Однажды нам со штурманом Корпуса Осиповым поручили отвести на У-2 важные документы командиру 307-й штурмовой дивизии полковнику Кожемякину. Мы прибыли на площадку эскадрильи связи корпуса. Техник доложил о готовности самолета. А было раннее-раннее утро. Темно. Но время, как говорится не терпит проволочек. Поэтому я вырулил и взлетел.
На высоте 30-40 метров мотор начал чихать и давать перебои в работе. Меры, принятые мной не дали результата: мотор терял мощность, самолет - скорость. А кругом лес. Взглядом я поймал большое светлое пятно в том лесу и нацелился на него для посадки.
Снижаясь, убедился, что это полянка, но вдруг вспомнил, что через нее идет дорога с кюветами и телефонными столбами... Не помню уж, как и что я тогда сделал. Но вот самолет остановился, мы с Осиповым вышли из самолета, и тут нас охватила оторопь. Оказалось, что поднырнули на штурмовике под провода на столбах, колеса коснулись земли прямо за кюветом, а костыль задел край дороги.
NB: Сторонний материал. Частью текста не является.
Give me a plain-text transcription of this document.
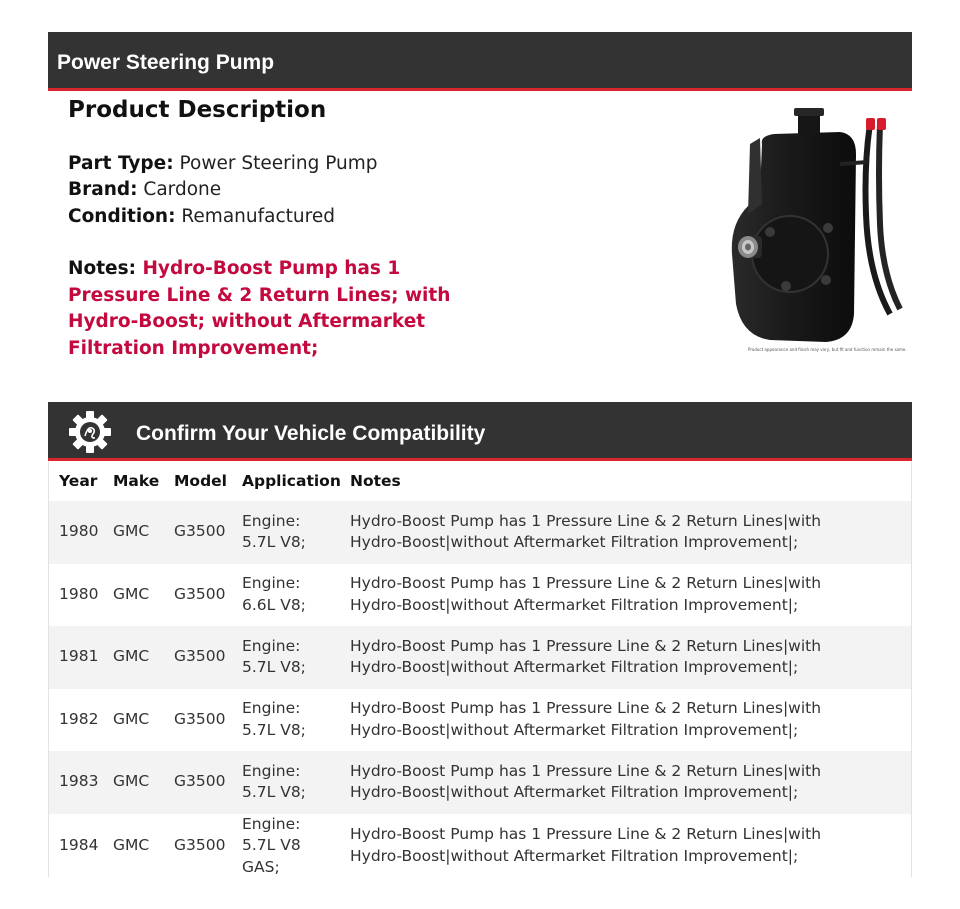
Power Steering Pump
Product Description
Part Type: Power Steering Pump
Brand: Cardone
Condition: Remanufactured
Notes: Hydro-Boost Pump has 1 Pressure Line & 2 Return Lines; with Hydro-Boost; without Aftermarket Filtration Improvement;	Product appearance and finish may vary, but fit and function remain the same.
Confirm Your Vehicle Compatibility
Year	Make	Model	Application	Notes
1980	GMC	G3500	Engine: 5.7L V8;	Hydro-Boost Pump has 1 Pressure Line & 2 Return Lines|with Hydro-Boost|without Aftermarket Filtration Improvement|;
1980	GMC	G3500	Engine: 6.6L V8;	Hydro-Boost Pump has 1 Pressure Line & 2 Return Lines|with Hydro-Boost|without Aftermarket Filtration Improvement|;
1981	GMC	G3500	Engine: 5.7L V8;	Hydro-Boost Pump has 1 Pressure Line & 2 Return Lines|with Hydro-Boost|without Aftermarket Filtration Improvement|;
1982	GMC	G3500	Engine: 5.7L V8;	Hydro-Boost Pump has 1 Pressure Line & 2 Return Lines|with Hydro-Boost|without Aftermarket Filtration Improvement|;
1983	GMC	G3500	Engine: 5.7L V8;	Hydro-Boost Pump has 1 Pressure Line & 2 Return Lines|with Hydro-Boost|without Aftermarket Filtration Improvement|;
1984	GMC	G3500	Engine: 5.7L V8 GAS;	Hydro-Boost Pump has 1 Pressure Line & 2 Return Lines|with Hydro-Boost|without Aftermarket Filtration Improvement|;
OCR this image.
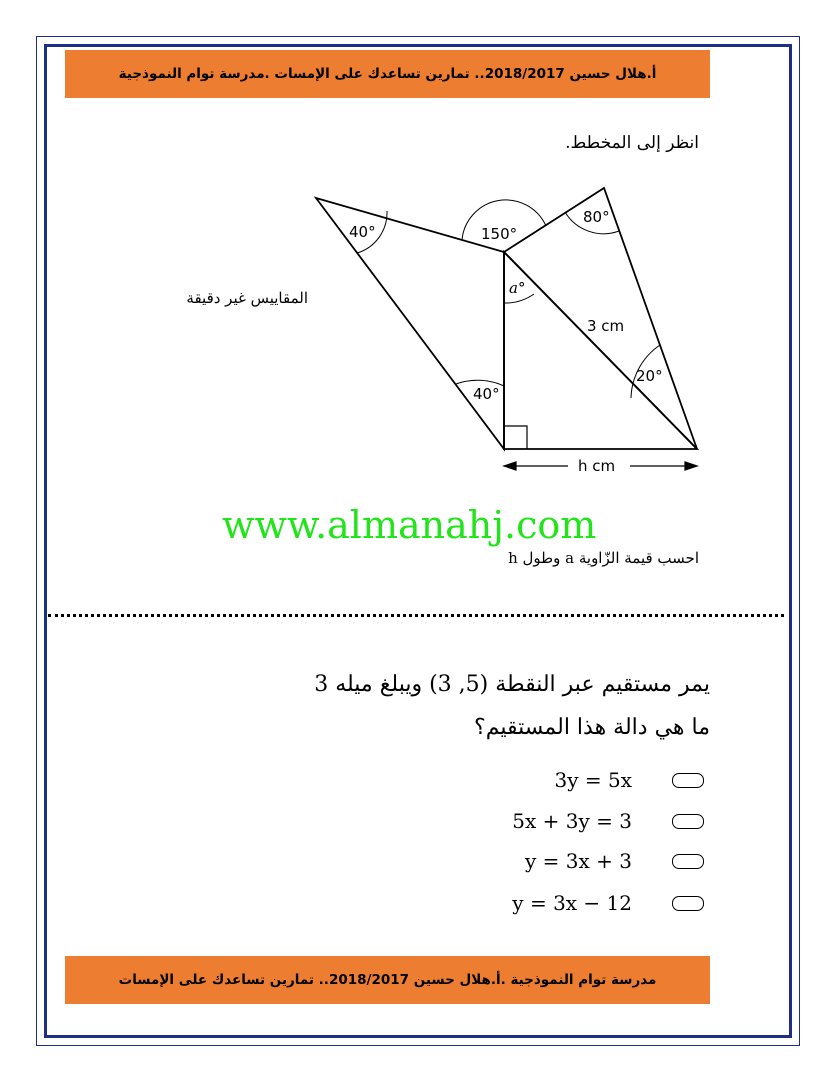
أ.هلال حسين 2018/2017.. تمارين تساعدك على الإمسات .مدرسة توام النموذجية
انظر إلى المخطط.
المقاييس غير دقيقة
40°	150°
80°
a°
40°
20°
3 cm
h cm
www.almanahj.com
احسب قيمة الزّاوية a وطول h
يمر مستقيم عبر النقطة (5, 3) ويبلغ ميله 3
ما هي دالة هذا المستقيم؟
3y = 5x
5x + 3y = 3
y = 3x + 3
y = 3x − 12
مدرسة توام النموذجية .أ.هلال حسين 2018/2017.. تمارين تساعدك على الإمسات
Да, еще. Остановились в трех-пяти метрах от вековых деревьев. Слава богу, ни на переживания, ни на анализ происшедшего времени у нас тогда не было. Бегом возвратились в эскадрилью. Коротко рассказали, что и где произошло, взяли другой самолет и доставили пакет командиру дивизии.
Вечером я докладывал командиру об утреннем происшествии. Горлаченко мне говорит:
- Взлететь оттуда, куда ты сел, Иван, невозможно. Пришлось разобрать самолет и перевезти его по частям.
Присутствующий по этом инспектор технике пилотирования корпуса Знатнов заметил:
- Да, Пстыго всю аэродинамику опрокинул. Сел там, где теоретически сесть невозможно!..
Однако переговорили - и за дело. Долго рассуждать по таким случаям в войну не приходилось. Каждый день приносил что-то новое. Боевое напряжение не давало рефлексировать да углубляться в психологию поступков и действий. Но случалось иной раз и призадумываться серьезно.
В конце ноября меня вызвал генерал Горлаченко. Гляжу, в кабинете вместе с ним сидят начальник штаба полковник П.Г. Питерских и начальник политотдела М.А. Моченков. Представляюсь, как положено, и перебираю в уме6 не сделал ли чего предосудительного в последнее время. Но, замечаю, глядят на меня доброжелательно, а командир корпуса обращается уважительно и почти неофициально:
- Иван Иванович, командир 893-го полка уходит. Командование корпуса предлагает вам занять его место. Как?..
Такого оборота я, право не ожидал. Начальником воздушно-стрелковой службы дивизии и помощником командира корпуса этой службы я был, с задачами и обязанностями вроде бы справлялся, но полк...
Горлаченко тогда и спрашивает с улыбкой:
- Что, напугался?
А я это слово органически не переношу. И во мне мгновенно вспыхнул протест, прежде всего против самого этого слова.
- Нет, - ответил комкору. - Я не напугался.
- Ну вот и хорошо, - заключил Горлаченко. - Завтра убыть в полк и вступить в командование. Признаться я всегда смущался новых назначений, повышений в должностях. В 1940 году еще совсем молодым летчиком был назначен командиром звена, после гибели комэска Янченко стал командиром эскадрильи. Груз ответственности рос, но с делом я как-то, очевидно, справлялся. И вот назначение на пост командира полка. Здесь многое смущало. И прежде всего возраст. Мне 25 лет, а ведь в полку было немало людей значительно старше меня. Смущало и большое полковое хозяйство. Но служба военная, говорят, тем и хороша: что приказано - исполняй.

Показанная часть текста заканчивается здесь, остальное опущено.